このような状況にあって、「産」から「学」への「金の流れ」に関する可視化が医療界から起きた。それが『医師に流れる製薬会社の資金』のデータベースの公開である。データベース構築の大変な作業については、次のような記事が紹介されている。「目を皿のようにしてパソコンに向き合い、小さい文字や数字を確認し、30万件を超すデータを整理したのです。和気藹々と作業が進んだわけではなく、教室は殺伐とした空気になり、学生からは覇気が失われていきます。近づくのが怖かったものです」。

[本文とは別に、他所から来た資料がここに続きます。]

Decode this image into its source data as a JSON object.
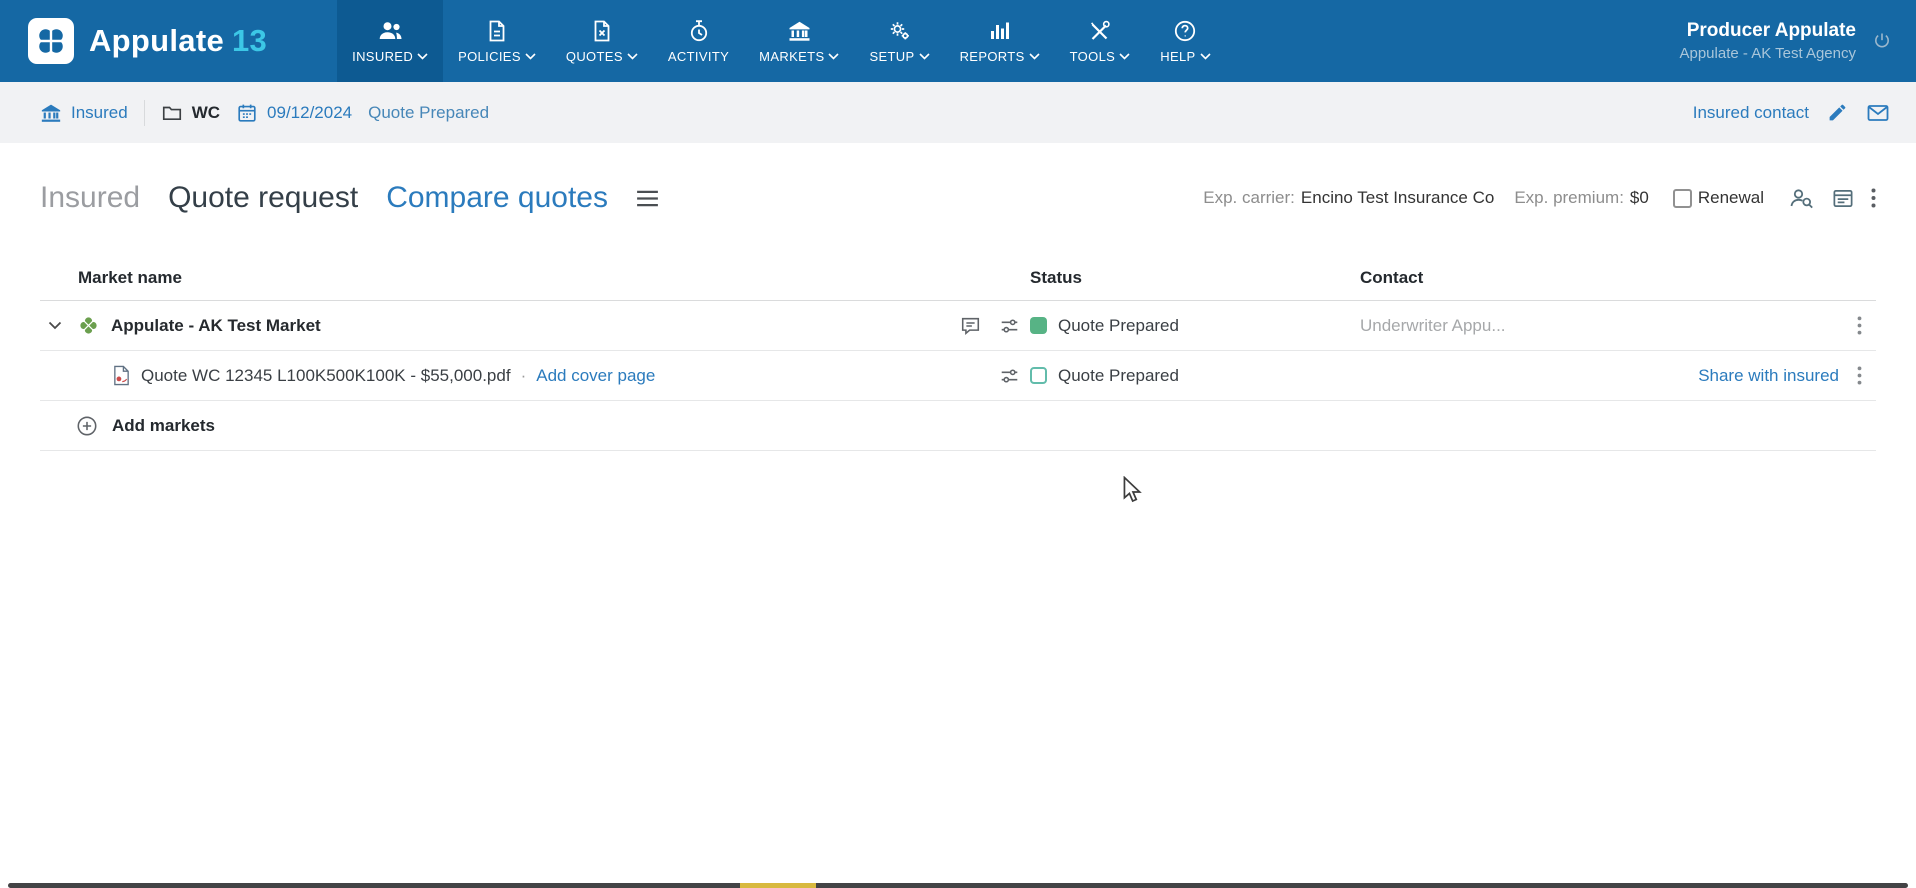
{
  "topnav": {
    "brand": {
      "name": "Appulate",
      "version": "13"
    },
    "items": [
      {
        "label": "INSURED"
      },
      {
        "label": "POLICIES"
      },
      {
        "label": "QUOTES"
      },
      {
        "label": "ACTIVITY"
      },
      {
        "label": "MARKETS"
      },
      {
        "label": "SETUP"
      },
      {
        "label": "REPORTS"
      },
      {
        "label": "TOOLS"
      },
      {
        "label": "HELP"
      }
    ],
    "user": {
      "name": "Producer Appulate",
      "agency": "Appulate - AK Test Agency"
    }
  },
  "breadcrumb": {
    "insured": "Insured",
    "lob": "WC",
    "effective_date": "09/12/2024",
    "status": "Quote Prepared",
    "contact_link": "Insured contact"
  },
  "tabs": {
    "insured": "Insured",
    "quote_request": "Quote request",
    "compare_quotes": "Compare quotes"
  },
  "meta": {
    "exp_carrier_label": "Exp. carrier:",
    "exp_carrier": "Encino Test Insurance Co",
    "exp_premium_label": "Exp. premium:",
    "exp_premium": "$0",
    "renewal": "Renewal"
  },
  "table": {
    "headers": {
      "market": "Market name",
      "status": "Status",
      "contact": "Contact"
    },
    "market_row": {
      "name": "Appulate - AK Test Market",
      "status": "Quote Prepared",
      "contact": "Underwriter Appu..."
    },
    "quote_row": {
      "file": "Quote WC 12345 L100K500K100K - $55,000.pdf",
      "separator": "·",
      "add_cover": "Add cover page",
      "status": "Quote Prepared",
      "share": "Share with insured"
    },
    "add_markets": "Add markets"
  },
  "colors": {
    "nav_blue": "#1568a4",
    "nav_active": "#0d5a92",
    "brand_cyan": "#3cc7e6",
    "link_blue": "#2b7bbd",
    "status_green": "#57b385",
    "status_teal_border": "#62bcab"
  }
}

この公開により、すでに「産」から「学」への「金の流れ」に変化が起き、学術集会など「学」のあり方が見直されつつあるのだ。また、患者の自己決定にも影響を与え、世論も動きつつあるようだ。「産・官・学のトライアングル」を潰すための好例になるかもしれない。データベース構築は大変だろうが、ぜひとも公開を続けて頂きたい。
●おわりに:
医療界の民主化は、「薬害エイズ事件」をキッカケに、患者の自己決定の要求に始まった。それは「パターナリズム」の医療から「インフォームド・コンセント」、「セカンド・オピニオン」の要求への民主化運動である。いずれも片仮名であることから判るように、海外(権利意識の強いアメリカ)から持ち込まれた運動である。立憲民主主義に基づく日本国憲法が「押し付けられた」、あるいは「与えられた」のと同じように。
「持ち込まれた」、「押し付けられた」、あるいは「与えられた」、いずれの言葉も、日本国民には自立、自律の考えが根付きにくいことを示している。しかし「カタツムリの歩みのごとく」ではあるが、日本の民主化は進んでいるのだ。「過労死ラインをはるかに超える勤務時間」の「合法化」という、「勤務医の人権問題」に対する勤務医の自立とともに、「医師に流れる製薬マネー」の可視化が、医療界の民主化だけでなく日本の民主化の大きな一歩となることを願っている。
『医師と製薬マネー』と題するシンポジウムが、関西で初めて開催されるという(6月30日午後1時開場、場所は灘高校・視聴覚教室)。是非、参加したいものだ。